NASCAR Cup Series managing director Jay Fabian said that the addition of the mandatory window combined with a new aero package, which includes changes to the front radiator pan and front splitter, had ultimately decreased airflow into the car and created a hotter cockpit. On Tuesday night, NASCAR sent a memo to teams saying that they would be allowed to remove most of the front window for the upcoming races at Dover, a one-mile intermediate track, which Fabian said should help create more airflow.
“The cars are sealed up pretty well so we can force air in there, but if it doesn’t evacuate then it’s hot air that doesn’t circulate throughout the car,” Fabian said. “So we’re hoping with the side window open, it can create more of an airflow in and out of the car to get the drivers a little bit more cool.”
The problem, though, is that the air circulating through the car is going to be the same temperature as the air outside, which will still be hot for certain tracks.
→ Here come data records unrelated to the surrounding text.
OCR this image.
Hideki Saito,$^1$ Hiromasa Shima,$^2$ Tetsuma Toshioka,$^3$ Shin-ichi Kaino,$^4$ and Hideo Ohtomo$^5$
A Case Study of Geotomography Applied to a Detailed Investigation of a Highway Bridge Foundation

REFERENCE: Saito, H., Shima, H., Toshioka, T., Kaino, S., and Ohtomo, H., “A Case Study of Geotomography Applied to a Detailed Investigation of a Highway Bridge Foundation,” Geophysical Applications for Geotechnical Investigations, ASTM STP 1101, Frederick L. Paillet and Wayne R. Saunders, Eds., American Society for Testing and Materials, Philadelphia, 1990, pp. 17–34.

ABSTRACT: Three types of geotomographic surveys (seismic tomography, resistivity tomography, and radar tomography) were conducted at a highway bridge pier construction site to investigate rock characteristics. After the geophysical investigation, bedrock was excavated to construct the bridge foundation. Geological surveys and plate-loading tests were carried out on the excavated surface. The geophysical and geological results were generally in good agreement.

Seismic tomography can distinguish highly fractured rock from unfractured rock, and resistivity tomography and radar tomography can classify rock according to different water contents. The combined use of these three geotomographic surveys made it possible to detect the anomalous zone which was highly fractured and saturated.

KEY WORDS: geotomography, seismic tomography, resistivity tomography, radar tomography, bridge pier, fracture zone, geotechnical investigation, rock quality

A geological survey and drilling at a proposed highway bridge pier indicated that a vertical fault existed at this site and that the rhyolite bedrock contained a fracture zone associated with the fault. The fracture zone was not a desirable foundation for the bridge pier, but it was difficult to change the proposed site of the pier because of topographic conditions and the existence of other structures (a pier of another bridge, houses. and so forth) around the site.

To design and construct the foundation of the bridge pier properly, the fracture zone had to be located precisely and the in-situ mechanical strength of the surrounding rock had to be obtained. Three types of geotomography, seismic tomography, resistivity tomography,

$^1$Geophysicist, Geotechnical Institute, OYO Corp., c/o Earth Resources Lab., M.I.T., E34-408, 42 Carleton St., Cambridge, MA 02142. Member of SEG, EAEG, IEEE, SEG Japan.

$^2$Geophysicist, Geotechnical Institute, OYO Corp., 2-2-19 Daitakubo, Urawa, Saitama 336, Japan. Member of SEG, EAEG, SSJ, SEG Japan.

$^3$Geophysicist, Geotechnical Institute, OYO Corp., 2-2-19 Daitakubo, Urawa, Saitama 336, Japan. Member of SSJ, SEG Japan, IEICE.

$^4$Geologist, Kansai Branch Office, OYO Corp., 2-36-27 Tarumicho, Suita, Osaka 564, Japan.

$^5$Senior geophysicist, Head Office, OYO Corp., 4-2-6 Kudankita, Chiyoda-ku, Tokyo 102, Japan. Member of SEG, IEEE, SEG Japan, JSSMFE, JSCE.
This weekend at Dover will provide somewhat of an imperfect test since it will be in the mid- to high-80s, according to the National Weather Service, significantly cooler than last weekend’s race at Daytona.
The real tests for the window update should come at Darlington (an intermediate track less than 1.5 miles) and Richmond (a three-quarter mile short track) beginning in a few weeks. NASCAR said it will use Dover as a trial and update from there if needed.
“At this point, it’s still speculation of whether it will actually make things cooler in there,” Fabian said, noting that Truck Series drivers were equally hot at Daytona (they didn’t run the same side windows like the Cup cars).
Other in-car air-cooling devices teams have at their disposal are NACA ducts, an aeronautic crevice on the car body used to create airflow while minimizing drag, thin hoses directed at the driver, and an in cockpit air-conditioning unit, but Fabian said that the devices that aren’t mandatory probably aren’t getting maximized by teams to give them a speed advantage.
“Teams and drivers are their own worst enemies because we’re trying to get every aero advantage we can and all those things,” McDowell said. “And it’s a shame that we’re like that but that’s just the competitive nature of it. We need NASCAR to protect ourselves from ourselves if that makes sense.”
McDowell and other drivers are optimistic about the window reduction, but only time will tell how much they really cool down.
“That’ll help a tremendous amount,” McDowell said. “And, hopefully, teams will get on board with not cheating the system so we don’t get stuck cooking in these cars.”